Describing the structure of the U.S. farm sector is challenging because farms vary widely in size and other characteristics. Are they largely family businesses, or corporate operations? U.S. farms range from very small retirement and residential holdings to businesses with sales in the millions of dollars.
To better understand U.S. agriculture, USDA’s Economic Research Service (ERS) recently released America’s Diverse Family Farms. The report categorizes farms into homogenous groupings based on the annual revenue of the farm, primary occupation of the principal operator, and family/nonfamily ownership of the farm.
Our research reveals that family farms remain an essential feature of agriculture in the United States. Family farms of different types together account for 99 percent of farms and 90 percent of production. Most farms in United States are small, and these small family farms operate nearly half of U.S. farmland, while accounting for only 22 percent of production. Midsize and large-scale family farms account for 68 percent of production; and nonfamily farms account for the remaining farms (1 percent) and production (10 percent).

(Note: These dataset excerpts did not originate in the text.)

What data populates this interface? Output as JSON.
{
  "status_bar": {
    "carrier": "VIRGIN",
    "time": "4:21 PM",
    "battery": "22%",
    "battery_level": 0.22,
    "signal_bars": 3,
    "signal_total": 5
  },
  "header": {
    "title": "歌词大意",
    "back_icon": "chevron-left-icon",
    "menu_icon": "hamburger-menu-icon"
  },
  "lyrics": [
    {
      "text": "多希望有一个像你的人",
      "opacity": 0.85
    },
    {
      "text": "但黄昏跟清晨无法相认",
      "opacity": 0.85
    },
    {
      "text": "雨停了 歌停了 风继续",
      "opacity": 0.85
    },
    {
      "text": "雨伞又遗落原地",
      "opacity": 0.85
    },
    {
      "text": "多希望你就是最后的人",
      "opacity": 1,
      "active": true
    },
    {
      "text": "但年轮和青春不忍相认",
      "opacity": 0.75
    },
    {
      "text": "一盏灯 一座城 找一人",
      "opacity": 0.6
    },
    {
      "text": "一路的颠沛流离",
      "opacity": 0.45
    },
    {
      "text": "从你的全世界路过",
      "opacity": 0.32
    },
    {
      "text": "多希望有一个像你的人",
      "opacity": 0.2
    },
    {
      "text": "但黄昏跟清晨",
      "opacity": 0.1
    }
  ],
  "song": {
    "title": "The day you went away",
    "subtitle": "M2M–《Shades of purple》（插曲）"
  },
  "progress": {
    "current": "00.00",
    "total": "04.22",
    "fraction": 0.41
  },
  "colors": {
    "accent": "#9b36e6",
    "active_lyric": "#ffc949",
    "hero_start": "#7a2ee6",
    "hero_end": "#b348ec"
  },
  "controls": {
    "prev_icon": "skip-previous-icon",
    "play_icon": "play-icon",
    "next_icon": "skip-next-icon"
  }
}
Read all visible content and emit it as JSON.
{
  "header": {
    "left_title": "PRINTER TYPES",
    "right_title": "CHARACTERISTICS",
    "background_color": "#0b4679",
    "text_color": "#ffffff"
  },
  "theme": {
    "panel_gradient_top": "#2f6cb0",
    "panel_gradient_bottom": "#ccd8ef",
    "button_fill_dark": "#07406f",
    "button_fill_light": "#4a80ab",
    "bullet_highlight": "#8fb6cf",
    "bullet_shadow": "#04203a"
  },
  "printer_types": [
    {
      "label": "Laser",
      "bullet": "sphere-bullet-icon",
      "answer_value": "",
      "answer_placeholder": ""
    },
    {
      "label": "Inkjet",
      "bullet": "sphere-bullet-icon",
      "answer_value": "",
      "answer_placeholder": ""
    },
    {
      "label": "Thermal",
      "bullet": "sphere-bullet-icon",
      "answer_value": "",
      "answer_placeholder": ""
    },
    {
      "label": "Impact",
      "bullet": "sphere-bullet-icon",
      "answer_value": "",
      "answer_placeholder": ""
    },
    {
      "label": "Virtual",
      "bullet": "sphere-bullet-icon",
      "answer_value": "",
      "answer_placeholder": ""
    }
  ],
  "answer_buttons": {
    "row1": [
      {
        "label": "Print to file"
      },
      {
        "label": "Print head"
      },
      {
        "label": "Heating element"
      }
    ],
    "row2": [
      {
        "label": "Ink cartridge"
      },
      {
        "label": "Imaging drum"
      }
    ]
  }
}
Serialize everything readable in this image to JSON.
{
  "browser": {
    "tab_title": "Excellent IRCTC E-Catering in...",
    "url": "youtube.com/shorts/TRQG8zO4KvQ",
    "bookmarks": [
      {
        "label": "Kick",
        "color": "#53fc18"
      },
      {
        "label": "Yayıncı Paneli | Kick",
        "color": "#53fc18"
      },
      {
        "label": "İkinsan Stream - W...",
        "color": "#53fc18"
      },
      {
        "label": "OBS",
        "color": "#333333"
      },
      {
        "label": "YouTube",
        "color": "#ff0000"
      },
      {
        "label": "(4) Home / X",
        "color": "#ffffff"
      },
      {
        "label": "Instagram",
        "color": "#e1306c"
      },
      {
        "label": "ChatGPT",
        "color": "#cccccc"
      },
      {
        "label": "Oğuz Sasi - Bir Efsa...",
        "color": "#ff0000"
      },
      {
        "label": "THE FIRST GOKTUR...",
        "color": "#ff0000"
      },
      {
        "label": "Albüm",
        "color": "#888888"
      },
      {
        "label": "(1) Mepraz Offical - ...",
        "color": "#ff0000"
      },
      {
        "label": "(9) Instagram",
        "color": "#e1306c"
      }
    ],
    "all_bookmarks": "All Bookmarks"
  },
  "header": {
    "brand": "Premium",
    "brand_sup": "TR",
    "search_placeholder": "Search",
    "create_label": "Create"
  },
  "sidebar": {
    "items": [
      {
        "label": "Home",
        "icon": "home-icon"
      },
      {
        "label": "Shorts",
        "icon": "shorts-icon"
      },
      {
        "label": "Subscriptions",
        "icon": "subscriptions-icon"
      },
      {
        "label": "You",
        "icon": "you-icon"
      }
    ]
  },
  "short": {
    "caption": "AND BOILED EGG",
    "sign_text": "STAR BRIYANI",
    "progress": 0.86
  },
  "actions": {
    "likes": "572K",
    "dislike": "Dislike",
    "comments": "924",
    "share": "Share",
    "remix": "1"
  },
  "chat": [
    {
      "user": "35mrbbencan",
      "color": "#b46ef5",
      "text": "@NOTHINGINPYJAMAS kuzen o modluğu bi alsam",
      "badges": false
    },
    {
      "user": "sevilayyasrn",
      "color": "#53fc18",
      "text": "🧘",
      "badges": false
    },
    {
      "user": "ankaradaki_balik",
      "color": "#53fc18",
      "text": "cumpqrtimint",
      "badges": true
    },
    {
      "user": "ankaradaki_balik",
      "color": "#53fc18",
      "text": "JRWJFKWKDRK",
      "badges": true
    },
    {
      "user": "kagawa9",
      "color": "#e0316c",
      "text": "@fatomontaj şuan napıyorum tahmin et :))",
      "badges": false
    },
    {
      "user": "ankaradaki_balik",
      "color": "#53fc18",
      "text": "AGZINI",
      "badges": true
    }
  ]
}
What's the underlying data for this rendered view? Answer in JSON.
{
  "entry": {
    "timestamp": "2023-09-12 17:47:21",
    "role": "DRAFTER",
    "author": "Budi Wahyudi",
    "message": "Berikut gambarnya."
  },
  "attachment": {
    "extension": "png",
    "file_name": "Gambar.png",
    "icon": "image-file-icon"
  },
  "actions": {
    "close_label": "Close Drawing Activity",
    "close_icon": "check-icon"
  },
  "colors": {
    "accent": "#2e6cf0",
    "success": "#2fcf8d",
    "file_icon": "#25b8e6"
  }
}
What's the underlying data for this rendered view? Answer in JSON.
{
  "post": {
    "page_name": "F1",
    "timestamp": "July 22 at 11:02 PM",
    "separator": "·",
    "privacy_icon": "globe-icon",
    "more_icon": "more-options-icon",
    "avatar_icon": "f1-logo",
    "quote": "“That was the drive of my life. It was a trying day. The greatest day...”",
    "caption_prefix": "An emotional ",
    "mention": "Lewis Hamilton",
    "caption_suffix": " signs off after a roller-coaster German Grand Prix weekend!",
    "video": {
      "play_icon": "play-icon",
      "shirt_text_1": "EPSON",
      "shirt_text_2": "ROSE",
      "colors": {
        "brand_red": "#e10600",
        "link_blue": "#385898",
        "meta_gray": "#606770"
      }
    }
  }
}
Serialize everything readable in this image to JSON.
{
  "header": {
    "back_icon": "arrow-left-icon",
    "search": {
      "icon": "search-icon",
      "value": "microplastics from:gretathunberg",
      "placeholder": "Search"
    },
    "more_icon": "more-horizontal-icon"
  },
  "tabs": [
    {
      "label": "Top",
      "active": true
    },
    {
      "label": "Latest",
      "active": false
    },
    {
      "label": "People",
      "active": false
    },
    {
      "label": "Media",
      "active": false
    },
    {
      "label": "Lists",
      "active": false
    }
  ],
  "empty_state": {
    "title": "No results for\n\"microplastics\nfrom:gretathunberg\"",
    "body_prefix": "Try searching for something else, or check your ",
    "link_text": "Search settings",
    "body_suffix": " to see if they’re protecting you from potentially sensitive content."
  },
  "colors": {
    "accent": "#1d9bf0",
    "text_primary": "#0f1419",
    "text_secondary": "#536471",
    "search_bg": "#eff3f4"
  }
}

Different types of farms account for the production of specific commodities. Small farms produce the majority of U.S. poultry (mostly under production contracts) and hay. Midsize and large-scale family farms combine to dominate cotton, cash grains/soybeans, and hogs. Large-scale family farms account for three-fourths of dairy production. Finally, large-scale family farms and nonfamily farms combine to dominate beef and high-value crops like fruits and vegetables.
More than a third of all farms have multiple operators, and larger farms are more likely to have multiple generations of farm operators. Multiple-generation enterprises are most common among large-scale family farms and nonfamily farms (18-21 percent).
Farm operators tend to be older than other self-employed workers. Thirty-three percent of principal farm operators were at least 65 years old in 2014, compared with only 12 percent of self-employed workers in nonagricultural businesses. Retirement farms had the highest percentage of older operators (67 percent), followed by low-sales farms (41 percent) and moderate-sales farms (28 percent). In the remaining groups, however, only about one-fifth of the operators were 65 years old or older. The advanced age of farm operators is understandable, given that the farm is the home for most farmers and farmers can retire gradually.
Farm households in general are neither low-income nor low-wealth. For each type of farm household, both median income and median wealth are above corresponding medians for all U.S. households. However, it is important to note that operators of small farms—especially retirement, off-farm occupation, and low-sales farms—frequently report losses from farming. These farm households often use off-farm income to cover farm expenses and fund their farm operations.
Few U.S. industries are as dominated by family businesses as agriculture. Small family farms dominate the farm count while midsize and large-scale family farms dominate production. America’s Diverse Family Farms reveals that, for now and for the foreseeable future, families are central to our agricultural economy.